How to successfully trade the price minefield
Business

How to successfully trade the price minefield

One of the hardest things to do is write a price quote or an estimate that is going to be successful. Very often there is a preferred supplier and you are beaten price wise so that the buyer can use it to their advantage against the preferred supplier or suppliers.

One solution worth implementing is when you are asked to submit a quote, visit the business, and speak to the actual decision maker about the value.

In this situation, you are in a position to discuss the value with the decision maker instead of blindly bidding and hoping for success. In my experience, it’s a better approach than one that relies solely on price.

Plus, you’ve just increased your chances of success because during value discussions you’ll gather vital information that will allow you to emphasize your quote.

Value is the basis of commercial exchange. You provide products and services to customers so they can create their own value.

Any customer who comes to you because of your low price will be the first to leave to go to another low priced competitor.

You need an answer to this very important question. “Do you know the value you provide to your customers?” Unless you know the answer to this question, you cannot have a logical pricing structure.

How are the prices set? Do you look at your costs and then add a margin that you think is reasonable? This is quite a seductive method because anything you sell will make a profit, but there are a couple of problems with this approach.

First of all, your customers don’t care about your costs. They only care about the perceived value you deliver.

If you ignore the value you bring to your customers, you are in great danger of undervaluing and therefore limiting your profits. On the other hand, pricing to cover your costs can actually keep prices higher and reduce sales.

Second, the problem with cost-plus pricing is that it assigns all overhead to the pricing calculations.

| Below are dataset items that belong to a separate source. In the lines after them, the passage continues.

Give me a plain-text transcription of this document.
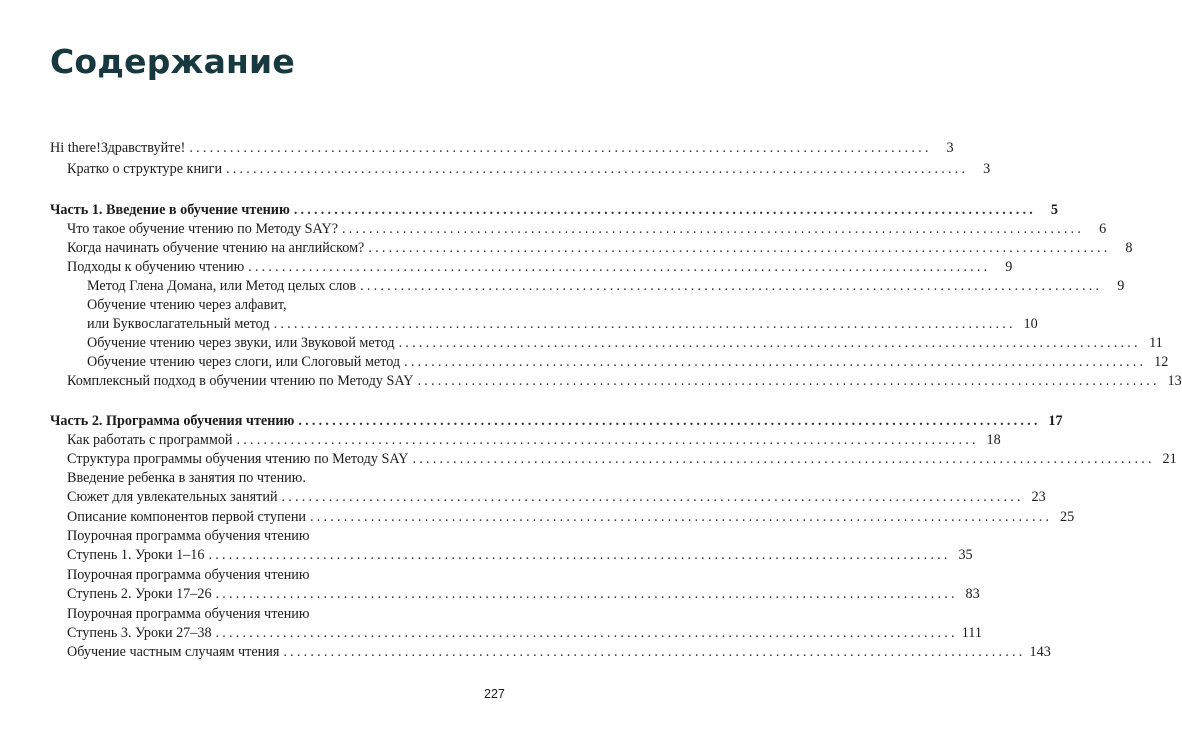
Содержание
Hi there!Здравствуйте! ..............................................................................................................	3
Кратко о структуре книги ..............................................................................................................	3
Часть 1. Введение в обучение чтению ..............................................................................................................	5
Что такое обучение чтению по Методу SAY? ..............................................................................................................	6
Когда начинать обучение чтению на английском? ..............................................................................................................	8
Подходы к обучению чтению ..............................................................................................................	9
Метод Глена Домана, или Метод целых слов ..............................................................................................................	9
Обучение чтению через алфавит,
или Буквослагательный метод .............................................................................................................. 10
Обучение чтению через звуки, или Звуковой метод .............................................................................................................. 11
Обучение чтению через слоги, или Слоговый метод .............................................................................................................. 12
Комплексный подход в обучении чтению по Методу SAY .............................................................................................................. 13
Часть 2. Программа обучения чтению .............................................................................................................. 17
Как работать с программой .............................................................................................................. 18
Структура программы обучения чтению по Методу SAY .............................................................................................................. 21
Введение ребенка в занятия по чтению.
Сюжет для увлекательных занятий .............................................................................................................. 23
Описание компонентов первой ступени .............................................................................................................. 25
Поурочная программа обучения чтению
Ступень 1. Уроки 1–16 .............................................................................................................. 35
Поурочная программа обучения чтению
Ступень 2. Уроки 17–26 .............................................................................................................. 83
Поурочная программа обучения чтению
Ступень 3. Уроки 27–38 .............................................................................................................. 111
Обучение частным случаям чтения .............................................................................................................. 143
227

Now it seems to be quite reasonable until you consider that these costs appear to be variable when they are not.

The difficulty arises when you have low utilization of plant and machinery and allocate these costs per unit, which prevents you from setting competitive prices to increase sales and increase utilization. Or lose profits or sales.

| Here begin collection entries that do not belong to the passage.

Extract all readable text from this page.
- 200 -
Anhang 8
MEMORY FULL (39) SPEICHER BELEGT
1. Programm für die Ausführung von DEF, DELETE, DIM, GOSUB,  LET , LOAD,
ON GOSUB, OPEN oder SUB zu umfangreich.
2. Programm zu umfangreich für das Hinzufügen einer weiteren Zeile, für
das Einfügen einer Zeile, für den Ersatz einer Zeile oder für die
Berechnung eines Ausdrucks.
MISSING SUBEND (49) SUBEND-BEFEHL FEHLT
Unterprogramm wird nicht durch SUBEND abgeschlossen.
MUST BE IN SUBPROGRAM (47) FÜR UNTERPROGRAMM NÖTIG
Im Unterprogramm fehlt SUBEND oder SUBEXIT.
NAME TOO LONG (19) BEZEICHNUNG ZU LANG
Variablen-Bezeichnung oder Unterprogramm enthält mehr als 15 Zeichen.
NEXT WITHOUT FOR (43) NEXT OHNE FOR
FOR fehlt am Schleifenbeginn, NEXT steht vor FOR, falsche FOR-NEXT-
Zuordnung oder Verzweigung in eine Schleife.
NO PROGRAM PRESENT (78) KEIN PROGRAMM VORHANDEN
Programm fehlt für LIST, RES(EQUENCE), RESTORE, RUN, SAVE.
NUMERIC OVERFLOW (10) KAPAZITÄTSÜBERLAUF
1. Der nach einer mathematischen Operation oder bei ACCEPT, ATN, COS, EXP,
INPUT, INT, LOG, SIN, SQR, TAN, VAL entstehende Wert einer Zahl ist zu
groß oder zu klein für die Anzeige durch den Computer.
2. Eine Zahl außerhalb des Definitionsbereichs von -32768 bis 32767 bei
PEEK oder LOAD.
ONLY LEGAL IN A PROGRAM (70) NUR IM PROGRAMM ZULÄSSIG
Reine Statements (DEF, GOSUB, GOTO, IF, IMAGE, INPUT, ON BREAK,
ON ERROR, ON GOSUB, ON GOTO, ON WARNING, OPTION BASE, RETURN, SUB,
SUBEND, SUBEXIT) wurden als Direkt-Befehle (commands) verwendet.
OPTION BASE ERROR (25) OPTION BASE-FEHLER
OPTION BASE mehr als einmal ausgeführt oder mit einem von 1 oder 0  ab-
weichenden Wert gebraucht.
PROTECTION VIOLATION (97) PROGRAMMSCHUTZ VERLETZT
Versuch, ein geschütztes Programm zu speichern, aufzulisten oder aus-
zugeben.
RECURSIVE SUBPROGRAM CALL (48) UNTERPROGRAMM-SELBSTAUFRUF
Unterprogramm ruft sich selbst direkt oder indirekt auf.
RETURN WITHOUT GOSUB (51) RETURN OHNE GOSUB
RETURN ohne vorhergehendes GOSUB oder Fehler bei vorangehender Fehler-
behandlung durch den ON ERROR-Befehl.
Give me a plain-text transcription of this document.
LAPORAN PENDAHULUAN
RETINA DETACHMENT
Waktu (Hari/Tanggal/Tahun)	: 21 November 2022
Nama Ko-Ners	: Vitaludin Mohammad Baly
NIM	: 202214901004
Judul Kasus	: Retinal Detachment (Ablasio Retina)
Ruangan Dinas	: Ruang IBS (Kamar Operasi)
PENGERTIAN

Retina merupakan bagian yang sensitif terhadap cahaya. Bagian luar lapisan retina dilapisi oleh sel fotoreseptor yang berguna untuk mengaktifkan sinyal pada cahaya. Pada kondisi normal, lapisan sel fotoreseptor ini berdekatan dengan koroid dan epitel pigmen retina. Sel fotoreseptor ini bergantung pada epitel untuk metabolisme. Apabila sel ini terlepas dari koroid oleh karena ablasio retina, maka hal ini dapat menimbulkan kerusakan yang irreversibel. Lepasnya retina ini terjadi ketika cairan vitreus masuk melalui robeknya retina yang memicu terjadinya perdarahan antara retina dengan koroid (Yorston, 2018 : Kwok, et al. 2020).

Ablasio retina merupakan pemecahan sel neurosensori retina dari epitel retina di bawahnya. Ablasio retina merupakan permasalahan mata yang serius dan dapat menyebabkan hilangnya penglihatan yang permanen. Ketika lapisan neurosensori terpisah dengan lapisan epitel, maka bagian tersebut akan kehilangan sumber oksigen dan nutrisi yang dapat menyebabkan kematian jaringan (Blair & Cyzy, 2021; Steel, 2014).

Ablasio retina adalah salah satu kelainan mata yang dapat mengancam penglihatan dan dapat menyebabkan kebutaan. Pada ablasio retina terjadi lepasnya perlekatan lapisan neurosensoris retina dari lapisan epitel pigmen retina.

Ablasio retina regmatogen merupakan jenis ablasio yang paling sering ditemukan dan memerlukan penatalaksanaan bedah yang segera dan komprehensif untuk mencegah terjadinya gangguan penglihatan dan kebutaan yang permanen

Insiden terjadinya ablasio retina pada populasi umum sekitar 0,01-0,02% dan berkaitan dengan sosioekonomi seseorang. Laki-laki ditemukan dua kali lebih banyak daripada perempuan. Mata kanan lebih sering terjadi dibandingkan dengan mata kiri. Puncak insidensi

The other problem with cost-plus pricing is that you miss out on being an entrepreneur when the opportunity presents itself. You are locked into a rigid formula that does not allow any deviation to take advantage of the situation. For example, the customer may need a product urgently. If you’re not practicing cost plus pricing, you can add a premium each time.

The successful producer of an article sells it for more than it costs to make it, and that is his profit.

But the customer buys it only because it is worth more to him than he paid for it, and that is his profit.

No one can make a profit for long by producing something unless the customer perceives that they are making a profit using it.

In business, it is vital to remember the customer gain. In other words, if you put your need to make money before the needs of your customers, you’re doomed. Customer satisfaction can make or break you.